Hawaii’s attorney general ready for potential Supreme Court battle over Trump’s travel ban

Another federal court has ruled against President Donald Trump’s revised travel ban.

Now a decision first made locally is likely headed to the U.S. Supreme Court.

Monday’s ruling by the United States Court of Appeals for the Ninth Circuit affirmed a Hawaii judge’s decision.

In March, federal judge Derrick Watson blocked the president’s temporary ban of refugees and foreign nationals from six Muslim-majority countries from entering the U.S. The nations include Yemen, Syria, Sudan, Somalia, Iran, and Libya.

The appeals court’s unanimous ruling likely means this battle will end up in our nation’s highest court, and Hawaii’s attorney general says he’s ready for the next round.

While federal law allows the president authority to exclude foreigners from entering the country if it was harmful to the American public, federal judges ruled that President Trump’s revised travel ban could not prove why a ban was needed, and that it restricted entry based on nationality.

“The president doesn’t have this unfettered, broad, unchecked authority for him to do whatever he wants,” said Hawaii Attorney General Doug Chin. “He’s not the king. He’s not a dictator.”

Chin says he expects the case to be heard in the Supreme Court.

On June 1, the Trump administration asked the high court to stay the injunction in Hawaii v. Trump that has blocked implementation of the ban. The state filed a memorandum in opposition.

“To me, this is everything we learned in social studies and high school coming to play exactly the way it should. It’s not over yet, but we’ll see how it all plays out,” Chin said. “It tells the world we’ve got three branches of government. We’ve got a checks and balances system.”

Hawaii’s memorandum in opposition states in part:

“Our foundational text, the First Amendment, bars the Government from making a citizen’s status in the political community dependent on his faith. The President unquestionably violates that command when he issues an Order that disproportionately burdens Muslim-Americans, while denigrating the Muslim faith and making it abundantly clear that the Order’s harmful effect on Muslims is far from incidental. To date, the injunction has prevented that constitutional violation. In doing so, it has safeguarded religious liberty and demonstrated the strength of our Constitution and the courts that protect it. Nonetheless, the Government now asks this Court to stay the injunction … [t]he long-term consequences [of a stay] would be even more significant. As soon as the unconstitutional Order is implemented, our Framers’ greatest fears for this Nation will be realized; the Order will serve as an ominous ‘Beacon on our Coast, warning’ the ‘persecuted and oppressed of every Nation and Religion’ that they must ‘seek some other haven.'”
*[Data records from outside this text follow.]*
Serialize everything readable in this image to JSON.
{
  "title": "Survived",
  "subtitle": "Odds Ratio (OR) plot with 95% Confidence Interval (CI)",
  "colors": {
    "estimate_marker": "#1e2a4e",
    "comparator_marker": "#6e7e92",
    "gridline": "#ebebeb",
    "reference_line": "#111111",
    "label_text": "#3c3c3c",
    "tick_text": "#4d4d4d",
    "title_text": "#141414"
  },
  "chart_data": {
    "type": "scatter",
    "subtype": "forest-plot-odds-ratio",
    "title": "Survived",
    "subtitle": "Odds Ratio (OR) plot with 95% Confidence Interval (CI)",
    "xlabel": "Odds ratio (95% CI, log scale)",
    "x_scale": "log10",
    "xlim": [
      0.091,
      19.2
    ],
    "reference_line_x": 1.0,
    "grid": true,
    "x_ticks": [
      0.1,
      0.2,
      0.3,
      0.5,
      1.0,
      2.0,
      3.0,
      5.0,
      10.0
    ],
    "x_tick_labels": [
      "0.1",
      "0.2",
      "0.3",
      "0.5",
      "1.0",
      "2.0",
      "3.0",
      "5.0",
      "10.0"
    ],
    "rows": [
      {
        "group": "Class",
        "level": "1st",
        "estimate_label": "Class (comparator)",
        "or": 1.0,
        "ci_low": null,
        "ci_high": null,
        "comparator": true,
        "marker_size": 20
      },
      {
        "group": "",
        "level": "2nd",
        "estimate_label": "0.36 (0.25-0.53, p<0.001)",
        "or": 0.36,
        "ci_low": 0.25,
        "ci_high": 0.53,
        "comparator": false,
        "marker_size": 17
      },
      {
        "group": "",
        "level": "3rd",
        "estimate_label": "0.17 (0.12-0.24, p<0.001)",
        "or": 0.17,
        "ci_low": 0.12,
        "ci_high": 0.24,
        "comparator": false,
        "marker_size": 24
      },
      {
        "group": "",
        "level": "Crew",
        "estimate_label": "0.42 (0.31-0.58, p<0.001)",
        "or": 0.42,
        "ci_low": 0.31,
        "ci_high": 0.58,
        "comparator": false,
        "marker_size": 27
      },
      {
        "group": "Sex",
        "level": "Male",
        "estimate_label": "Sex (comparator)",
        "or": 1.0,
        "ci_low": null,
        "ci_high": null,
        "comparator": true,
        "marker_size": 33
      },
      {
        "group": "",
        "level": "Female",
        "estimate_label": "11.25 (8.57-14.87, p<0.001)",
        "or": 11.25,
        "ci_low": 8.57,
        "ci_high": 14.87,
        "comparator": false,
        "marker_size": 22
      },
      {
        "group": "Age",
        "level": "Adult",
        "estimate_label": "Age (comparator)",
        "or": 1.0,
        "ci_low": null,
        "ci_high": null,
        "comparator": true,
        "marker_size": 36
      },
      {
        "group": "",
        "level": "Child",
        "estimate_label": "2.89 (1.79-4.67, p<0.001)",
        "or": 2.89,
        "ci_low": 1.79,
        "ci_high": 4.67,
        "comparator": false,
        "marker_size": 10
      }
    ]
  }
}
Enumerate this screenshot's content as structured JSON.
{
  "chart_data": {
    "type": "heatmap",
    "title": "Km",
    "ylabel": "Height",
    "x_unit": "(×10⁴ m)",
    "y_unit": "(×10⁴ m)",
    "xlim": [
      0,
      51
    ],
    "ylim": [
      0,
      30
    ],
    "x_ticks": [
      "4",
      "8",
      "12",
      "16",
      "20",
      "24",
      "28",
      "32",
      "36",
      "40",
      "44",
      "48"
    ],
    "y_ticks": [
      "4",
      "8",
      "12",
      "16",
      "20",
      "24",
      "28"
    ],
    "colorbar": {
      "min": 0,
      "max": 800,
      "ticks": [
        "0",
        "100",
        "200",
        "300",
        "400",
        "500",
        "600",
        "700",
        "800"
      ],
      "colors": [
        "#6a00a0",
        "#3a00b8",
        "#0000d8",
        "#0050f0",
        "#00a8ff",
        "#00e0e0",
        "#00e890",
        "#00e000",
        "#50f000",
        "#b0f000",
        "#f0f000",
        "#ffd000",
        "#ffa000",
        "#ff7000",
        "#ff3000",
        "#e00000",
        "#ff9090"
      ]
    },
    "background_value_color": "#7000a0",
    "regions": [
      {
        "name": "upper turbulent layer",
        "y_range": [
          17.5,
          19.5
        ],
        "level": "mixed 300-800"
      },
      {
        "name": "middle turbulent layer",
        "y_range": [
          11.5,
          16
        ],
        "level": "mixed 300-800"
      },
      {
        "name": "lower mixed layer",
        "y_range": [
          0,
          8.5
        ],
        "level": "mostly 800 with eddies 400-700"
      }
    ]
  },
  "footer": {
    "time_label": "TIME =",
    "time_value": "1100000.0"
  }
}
The state budgeted $150,000 to fight the travel ban, and Chin says that money has already been spent. We’re told the rest of the work is being done pro bono, so the state isn’t spending more than was budgeted.

Gov. David Ige released the following statement:

“Hawai‘i made the right decision in challenging a travel ban that had little factual basis and discriminated based strictly on national origin and religion. We will continue to stand against any attempts to erode the Constitution’s protections and to violate existing laws.”

As the case makes its way to the nation’s capitol, Hakim Ouansafi with the Muslim Association of Hawaii explains a ban could have a deep impact on the islands.

“It’s difficult for a University of Hawaii professor to not have this wife join him, because she happened to be from (one of the banned) countries. These are real stories. It’s difficult for a visa holder with one year left in their studies to say, ‘I can’t check on my mother who is sick because I might not be able to come back to finish my studies,'” said Ouansafi.

The state has argued that a ban would hurt tourism, a driving force in Hawaii’s local economy.

“We want roads, streets, education, rail. Those are paid through taxes. Taxes include things like the hotel taxes. That money helps goes to fund our infrastructure,” said political analyst John Hart. “Less tourism means simply less money for people who live here.”